PhungVanDuy commented 1 year ago

@ncoop57 I created a simple one script to take the code from the source above for Wikibooks dataset, it just needs to get the parquet file and run filtering and dedup, I pushed it here https://github.com/PhungVanDuy/Code-Pile/tree/books_dataset/codepile/enwikibooks/data_process_pipeline.

Please review the threshold if you guys want to use it for your dataset.

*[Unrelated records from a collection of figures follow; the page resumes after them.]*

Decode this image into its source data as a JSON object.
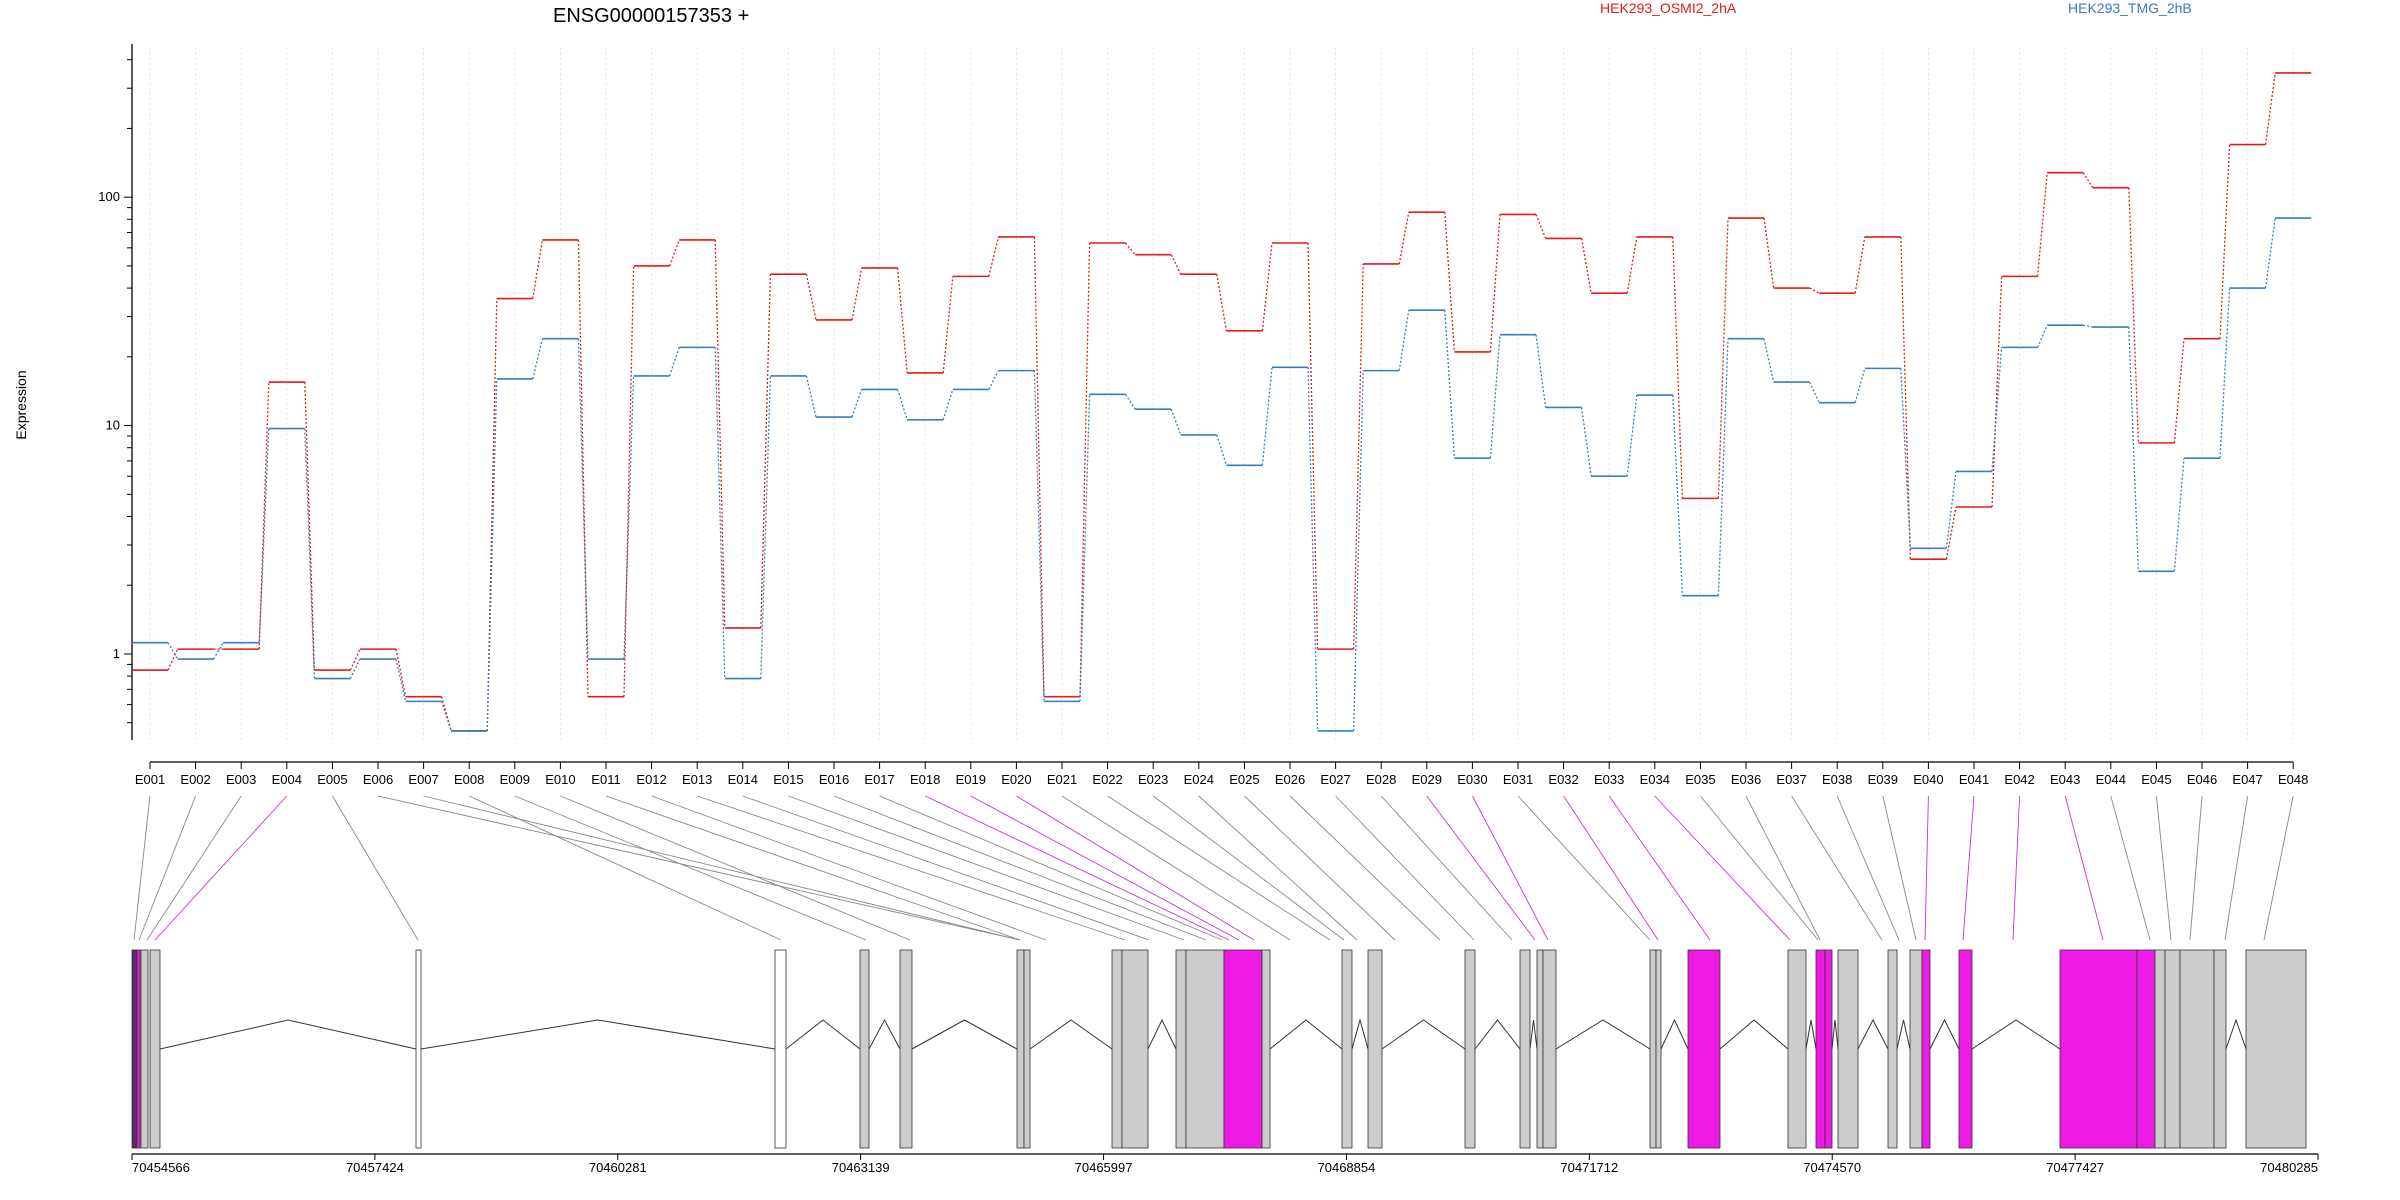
{
  "chart_data": {
    "type": "line",
    "title": "ENSG00000157353 +",
    "ylabel": "Expression",
    "xlabel": "",
    "yscale": "log",
    "ylim": [
      0.42,
      450
    ],
    "yticks": [
      1,
      10,
      100
    ],
    "legend_placement": "top",
    "grid": "vertical dotted",
    "categories": [
      "E001",
      "E002",
      "E003",
      "E004",
      "E005",
      "E006",
      "E007",
      "E008",
      "E009",
      "E010",
      "E011",
      "E012",
      "E013",
      "E014",
      "E015",
      "E016",
      "E017",
      "E018",
      "E019",
      "E020",
      "E021",
      "E022",
      "E023",
      "E024",
      "E025",
      "E026",
      "E027",
      "E028",
      "E029",
      "E030",
      "E031",
      "E032",
      "E033",
      "E034",
      "E035",
      "E036",
      "E037",
      "E038",
      "E039",
      "E040",
      "E041",
      "E042",
      "E043",
      "E044",
      "E045",
      "E046",
      "E047",
      "E048"
    ],
    "series": [
      {
        "name": "HEK293_OSMI2_2hA",
        "color": "#e31a1c",
        "values": [
          0.85,
          1.05,
          1.05,
          15.5,
          0.85,
          1.05,
          0.65,
          0.46,
          36,
          65,
          0.65,
          50,
          65,
          1.3,
          46,
          29,
          49,
          17,
          45,
          67,
          0.65,
          63,
          56,
          46,
          26,
          63,
          1.05,
          51,
          86,
          21,
          84,
          66,
          38,
          67,
          4.8,
          81,
          40,
          38,
          67,
          2.6,
          4.4,
          45,
          128,
          110,
          8.4,
          24,
          170,
          350
        ]
      },
      {
        "name": "HEK293_TMG_2hB",
        "color": "#3a7bbf",
        "values": [
          1.12,
          0.95,
          1.12,
          9.7,
          0.78,
          0.95,
          0.62,
          0.46,
          16,
          24,
          0.95,
          16.5,
          22,
          0.78,
          16.5,
          10.9,
          14.4,
          10.6,
          14.4,
          17.4,
          0.62,
          13.7,
          11.8,
          9.1,
          6.7,
          18,
          0.46,
          17.4,
          32,
          7.2,
          25,
          12,
          6,
          13.6,
          1.8,
          24,
          15.5,
          12.6,
          17.8,
          2.9,
          6.3,
          22,
          27.5,
          27,
          2.3,
          7.2,
          40,
          81
        ]
      }
    ],
    "gene_track": {
      "coordinate_ticks": [
        "70454566",
        "70457424",
        "70460281",
        "70463139",
        "70465997",
        "70468854",
        "70471712",
        "70474570",
        "70477427",
        "70480285"
      ],
      "fill_normal": "#cccccc",
      "fill_highlight": "#ee1ae6",
      "fill_start": "#5b2a6e",
      "connector_normal": "#888888",
      "connector_highlight": "#cc33cc"
    }
  }
}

PhungVanDuy commented 1 year ago

I propose a workflow like this: convert data to HuggingFace Dataset object our pipeline will process on this format after that: remove small documents/code (with words count), remove documents containing flagged words, PII, deduplicate (near-deduplicate) for both code and documents. Just found that BigCode also implements for PII and dedup: https://github.com/bigcode-project/bigcode-analysis/tree/main/data_analysis

ncoop57 commented 1 year ago

We will not dedup the following:

  1. The Stack - since it has already had dedup ran on it
  2. GitHub Diffs - as it would remove too many instances due to their short length and high overlap
ncoop57 commented 1 year ago

We will use this lib: https://github.com/CarperAI/squeakily to manage the different filtering and cleaning steps on a per dataset basis. There will be a global set of filters and cleaners that will be applied to each dataset such as flagged word removal and a local set of filters and cleaners that are specific to each data source.